Another work of museum quality, and indeed on view at the Nationalgalerie in Berlin up until a few years ago, comes from Max Liebermann. His painting Die Wochenstube Schweinekoben estimated at 60,000-80,000, shows a bunch of lively piglets at feeding time. It is kept in the artists characteristic coarse duct and delivers proof of Liebermanns deep interest in the simple life of simple people, which he ennobled to a form of art through his paintings.
The two ladies in Edward Cucuels oil painting Schöner Herbstnachmittag from around 1915 linger in idleness under a tree on a meadow. The work is particularly captivating for its contrasts and the light reflections suggested by the sunlight. It might be available for an estimate price of 50,000-70,000.
Adolph von Menzels watercolor Rousseau im Park von Versailles from ca. 1850/60 will enter the race with a price between 40,000-60,000. It allows the observer a peek through an archway and makes him witness of an afternoon scene. A philosopher, who critically eyes the goings-on of a Rococo party is in its foreground. No doubt, he would surely feel more comfortable in Cucuels nature scene.

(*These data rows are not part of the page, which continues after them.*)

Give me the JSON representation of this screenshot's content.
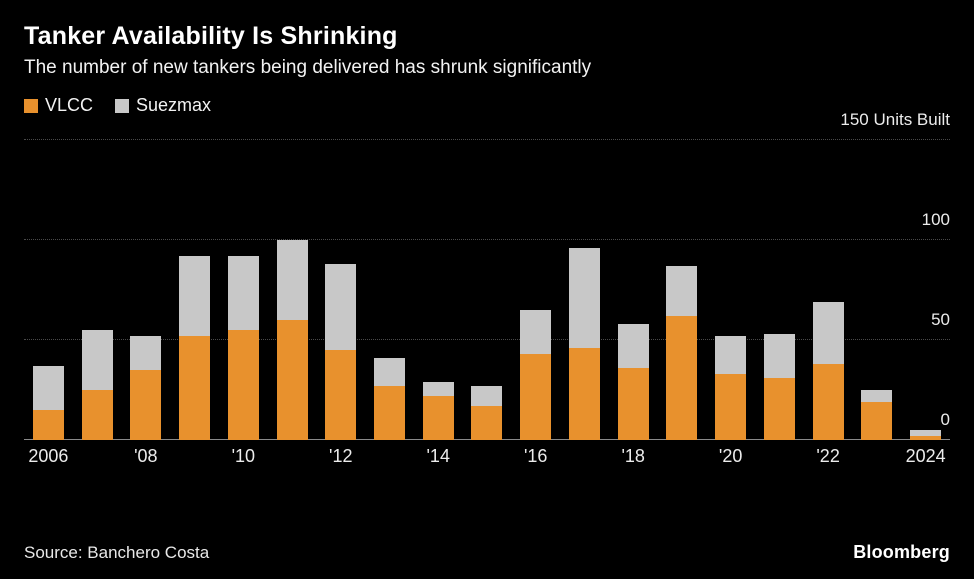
{
  "header": {
    "title": "Tanker Availability Is Shrinking",
    "subtitle": "The number of new tankers being delivered has shrunk significantly"
  },
  "legend": {
    "items": [
      {
        "label": "VLCC",
        "color": "#E8912D"
      },
      {
        "label": "Suezmax",
        "color": "#C8C8C8"
      }
    ]
  },
  "footer": {
    "source": "Source: Banchero Costa",
    "brand": "Bloomberg"
  },
  "colors": {
    "background": "#000000",
    "vlcc": "#E8912D",
    "suezmax": "#C8C8C8",
    "gridline": "#4a4a4a",
    "baseline": "#8a8a8a"
  },
  "chart_data": {
    "type": "bar",
    "stacked": true,
    "title": "Tanker Availability Is Shrinking",
    "subtitle": "The number of new tankers being delivered has shrunk significantly",
    "ylabel": "Units Built",
    "ylim": [
      0,
      150
    ],
    "grid": true,
    "legend_position": "top-left",
    "x": [
      2006,
      2007,
      2008,
      2009,
      2010,
      2011,
      2012,
      2013,
      2014,
      2015,
      2016,
      2017,
      2018,
      2019,
      2020,
      2021,
      2022,
      2023,
      2024
    ],
    "xtick_labels": [
      "2006",
      "",
      "'08",
      "",
      "'10",
      "",
      "'12",
      "",
      "'14",
      "",
      "'16",
      "",
      "'18",
      "",
      "'20",
      "",
      "'22",
      "",
      "2024"
    ],
    "series": [
      {
        "name": "VLCC",
        "color": "#E8912D",
        "values": [
          15,
          25,
          35,
          52,
          55,
          60,
          45,
          27,
          22,
          17,
          43,
          46,
          36,
          62,
          33,
          31,
          38,
          19,
          2
        ]
      },
      {
        "name": "Suezmax",
        "color": "#C8C8C8",
        "values": [
          22,
          30,
          17,
          40,
          37,
          40,
          43,
          14,
          7,
          10,
          22,
          50,
          22,
          25,
          19,
          22,
          31,
          6,
          3
        ]
      }
    ],
    "yticks": [
      {
        "value": 0,
        "label": "0"
      },
      {
        "value": 50,
        "label": "50"
      },
      {
        "value": 100,
        "label": "100"
      },
      {
        "value": 150,
        "label": "150 Units Built"
      }
    ]
  }
}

Besides the humorist oil painting Der Maler (estimate: 20,000-30,000) from around 1860, Carl Spitzweg is also represented with a very atmospheric and characteristic garden idyll. Estimated at 40,000-60,000, the Der Zeitungsleser im Hausgarten in a small and intimate format surely met the contemporary taste of the emerging bourgeois at around the middle of the century.
Another artist who saw himself as a sort of chronicler of real life was Johann Moritz Rugendas. His work Innenansicht der Kathedrale von Lima from around 1843 takes the observer to South America. Bright sunlight illuminates a sacred ceremony, while children play and women chat in the dark and cool back part of the cathedral. The composition, executed on the canvas in swift brushstrokes, delivers a concentrated image of the scorching sun, a shady interior architecture, solemn liturgy and a bustling life in general. The oil painting has been estimated at 30,000-40,000.

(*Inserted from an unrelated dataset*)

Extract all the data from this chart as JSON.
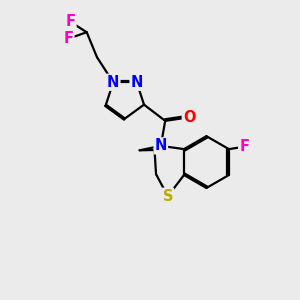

Apart from Cornelis Springers Sommerlicher Stadtansicht and Oswald Achenbachs Blick auf den Vesuv (estimate prices: 30,000-50,000 and 30,000-40,000 respectively) three works by Franz von Stuck (estimates of up to 20,000) will be called up, among them two bronzes, one showing Beethoven (thronend) and the other a riding Amazone.

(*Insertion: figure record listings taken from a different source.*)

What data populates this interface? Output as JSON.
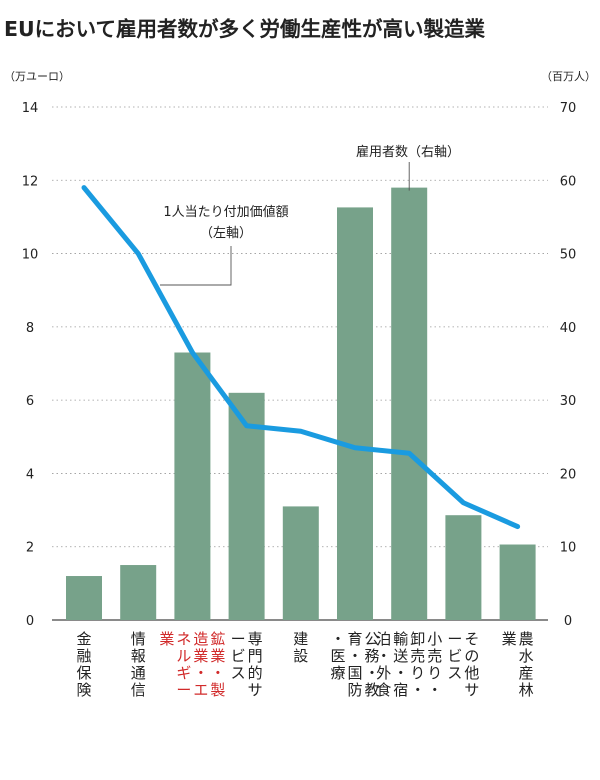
{
  "chart_data": {
    "type": "bar",
    "title": "EUにおいて雇用者数が多く労働生産性が高い製造業",
    "left_unit": "（万ユーロ）",
    "right_unit": "（百万人）",
    "left_ticks": [
      "0",
      "2",
      "4",
      "6",
      "8",
      "10",
      "12",
      "14"
    ],
    "right_ticks": [
      "0",
      "10",
      "20",
      "30",
      "40",
      "50",
      "60",
      "70"
    ],
    "left_ylim": [
      0,
      14
    ],
    "right_ylim": [
      0,
      70
    ],
    "grid": true,
    "categories": [
      {
        "label": "金融保険",
        "highlight": false
      },
      {
        "label": "情報通信",
        "highlight": false
      },
      {
        "label": "鉱業・製造業・エネルギー業",
        "highlight": true
      },
      {
        "label": "専門的サービス",
        "highlight": false
      },
      {
        "label": "建設",
        "highlight": false
      },
      {
        "label": "公務・教育・国防・医療",
        "highlight": false
      },
      {
        "label": "小売り・卸売り・輸送・宿泊・外食",
        "highlight": false
      },
      {
        "label": "その他サービス",
        "highlight": false
      },
      {
        "label": "農水産林業",
        "highlight": false
      }
    ],
    "series": [
      {
        "name": "雇用者数（右軸）",
        "kind": "bar",
        "axis": "right",
        "values": [
          6,
          7.5,
          36.5,
          31,
          15.5,
          56.3,
          59,
          14.3,
          10.3
        ]
      },
      {
        "name": "1人当たり付加価値額（左軸）",
        "kind": "line",
        "axis": "left",
        "values": [
          11.8,
          10.0,
          7.3,
          5.3,
          5.15,
          4.7,
          4.55,
          3.2,
          2.55
        ]
      }
    ],
    "annotations": {
      "bar_label": "雇用者数（右軸）",
      "line_label_1": "1人当たり付加価値額",
      "line_label_2": "（左軸）"
    },
    "colors": {
      "bar": "#77a28a",
      "line": "#1a9be0",
      "highlight_text": "#d12a2a",
      "text": "#222222",
      "grid": "#999999"
    }
  }
}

Next to works by Carl Jutz the Elder (Hühnerhof), Alexander Koester (Liegende Enten - Licht und Schatten), Johann Wilhelm Preyer (Früchtestillleben) and Jaroslav Julius Vesin (Fröhliche Schlittenfahrt), each with estimates between 20,000 and 30,000, the range of offerings is completed with works by, among others, Heinrich Bürkel, Edward Theodore Compton, Franz von Defregger, Heinrich Füger, Théodore Gérard, Karl Hagemeister, Carl Paul Jennewein, Friedrich Kallmorgen, Wilhelm Trübner, Johann Michael Wittmer, Felix Ziem and Heinrich Zügel.